International now accounts for 60% of the company's total selling space - up from 57% this time last year - even before the launch of the first of Tesco's Fresh & Easy stores on 8 November.

Tesco has so far added 2.3 million sq ft of selling space to its international portfolio this year and plans to add another 4.7 million sq ft in the next six months, not including the 50 US stores that will have opened by March.

"There is much more investment going overseas and the UK will become a much smaller part of our business proportionally," said Tesco corporate and legal affairs director Lucy Neville-Rolfe.

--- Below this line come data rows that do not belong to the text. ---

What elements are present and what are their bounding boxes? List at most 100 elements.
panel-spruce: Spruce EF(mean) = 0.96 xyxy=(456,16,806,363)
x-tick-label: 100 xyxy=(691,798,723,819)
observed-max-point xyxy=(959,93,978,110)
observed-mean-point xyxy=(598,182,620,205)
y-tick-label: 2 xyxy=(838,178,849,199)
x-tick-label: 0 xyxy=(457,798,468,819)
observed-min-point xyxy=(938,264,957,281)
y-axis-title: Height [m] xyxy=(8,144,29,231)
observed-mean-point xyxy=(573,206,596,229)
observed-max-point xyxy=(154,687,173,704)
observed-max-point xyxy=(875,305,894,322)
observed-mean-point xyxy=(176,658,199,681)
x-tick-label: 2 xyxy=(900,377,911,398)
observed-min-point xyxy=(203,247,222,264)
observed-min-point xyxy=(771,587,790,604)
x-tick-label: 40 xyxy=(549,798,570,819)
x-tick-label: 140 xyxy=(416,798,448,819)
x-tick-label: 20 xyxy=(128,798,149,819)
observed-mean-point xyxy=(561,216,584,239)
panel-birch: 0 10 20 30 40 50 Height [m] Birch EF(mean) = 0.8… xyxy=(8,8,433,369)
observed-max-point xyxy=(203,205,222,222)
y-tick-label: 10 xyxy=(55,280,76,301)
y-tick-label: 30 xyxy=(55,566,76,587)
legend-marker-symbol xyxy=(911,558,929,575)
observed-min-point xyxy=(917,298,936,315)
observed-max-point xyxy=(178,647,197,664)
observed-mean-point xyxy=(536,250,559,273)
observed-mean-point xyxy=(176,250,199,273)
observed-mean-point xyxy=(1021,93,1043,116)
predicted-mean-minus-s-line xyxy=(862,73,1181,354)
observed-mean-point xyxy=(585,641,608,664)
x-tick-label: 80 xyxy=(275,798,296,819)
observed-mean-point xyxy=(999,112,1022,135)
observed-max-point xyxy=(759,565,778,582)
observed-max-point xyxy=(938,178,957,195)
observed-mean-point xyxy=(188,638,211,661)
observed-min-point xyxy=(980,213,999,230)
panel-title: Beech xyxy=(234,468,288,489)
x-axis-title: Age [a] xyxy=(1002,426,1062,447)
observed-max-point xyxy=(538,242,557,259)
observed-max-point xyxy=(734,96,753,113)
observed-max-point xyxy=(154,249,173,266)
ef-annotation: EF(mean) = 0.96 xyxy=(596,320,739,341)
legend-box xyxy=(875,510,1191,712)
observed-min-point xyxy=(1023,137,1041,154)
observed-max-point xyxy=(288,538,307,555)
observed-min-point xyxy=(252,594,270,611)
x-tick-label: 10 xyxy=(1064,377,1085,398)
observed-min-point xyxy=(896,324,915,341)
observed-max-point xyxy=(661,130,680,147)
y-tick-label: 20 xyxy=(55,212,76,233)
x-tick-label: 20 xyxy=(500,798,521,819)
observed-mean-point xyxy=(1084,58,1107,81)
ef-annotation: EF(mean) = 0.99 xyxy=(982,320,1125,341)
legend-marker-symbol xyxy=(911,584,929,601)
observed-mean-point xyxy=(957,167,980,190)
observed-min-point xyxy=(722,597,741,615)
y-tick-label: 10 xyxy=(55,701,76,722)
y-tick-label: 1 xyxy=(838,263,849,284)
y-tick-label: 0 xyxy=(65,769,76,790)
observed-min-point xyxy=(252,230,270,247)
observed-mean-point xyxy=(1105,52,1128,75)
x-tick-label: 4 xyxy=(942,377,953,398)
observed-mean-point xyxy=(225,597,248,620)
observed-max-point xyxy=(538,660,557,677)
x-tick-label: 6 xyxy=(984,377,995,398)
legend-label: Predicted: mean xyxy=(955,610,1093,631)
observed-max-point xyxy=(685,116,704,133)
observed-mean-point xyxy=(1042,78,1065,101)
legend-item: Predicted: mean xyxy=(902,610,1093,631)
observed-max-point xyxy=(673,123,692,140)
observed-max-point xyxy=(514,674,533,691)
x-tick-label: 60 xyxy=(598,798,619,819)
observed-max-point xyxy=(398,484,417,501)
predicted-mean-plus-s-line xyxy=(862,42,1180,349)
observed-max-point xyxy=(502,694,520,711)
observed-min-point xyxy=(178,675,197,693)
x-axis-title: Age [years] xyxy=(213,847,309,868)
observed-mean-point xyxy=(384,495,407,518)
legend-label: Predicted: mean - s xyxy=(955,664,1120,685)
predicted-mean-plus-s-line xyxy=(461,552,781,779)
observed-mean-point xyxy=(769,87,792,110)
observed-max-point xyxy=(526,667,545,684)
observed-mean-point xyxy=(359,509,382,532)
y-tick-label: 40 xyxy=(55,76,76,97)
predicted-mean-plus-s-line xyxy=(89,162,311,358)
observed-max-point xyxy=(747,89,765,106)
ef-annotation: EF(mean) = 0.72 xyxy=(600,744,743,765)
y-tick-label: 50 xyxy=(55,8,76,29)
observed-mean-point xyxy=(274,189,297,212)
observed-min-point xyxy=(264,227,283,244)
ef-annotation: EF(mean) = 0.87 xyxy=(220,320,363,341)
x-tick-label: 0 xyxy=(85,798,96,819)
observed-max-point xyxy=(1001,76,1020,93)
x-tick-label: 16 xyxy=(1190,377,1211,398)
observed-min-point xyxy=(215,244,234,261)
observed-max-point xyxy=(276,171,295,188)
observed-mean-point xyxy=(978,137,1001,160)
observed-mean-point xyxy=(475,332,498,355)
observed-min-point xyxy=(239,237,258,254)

This week Tesco unveiled group sales up 9.2% to £24.7bn with pre-tax profit up 18% to £1.29bn for the 26 weeks to 25 August.

Tesco UK sales increased by 5.4% to £18.3bn, with like-for-like sales, excluding petrol, up 3.5%. International sales were up 22% to £6.4bn.

Tesco said it had achieved greater efficiencies through continued improvement in availablity, with store managers now closer to the business as they were carrying out more functions on the shop floor.

n The Office of Fair Trading has issued a merger notice for the acquisition of seven former Kwik Save stores by Tesco. The period for considering the notice will end on 30 October.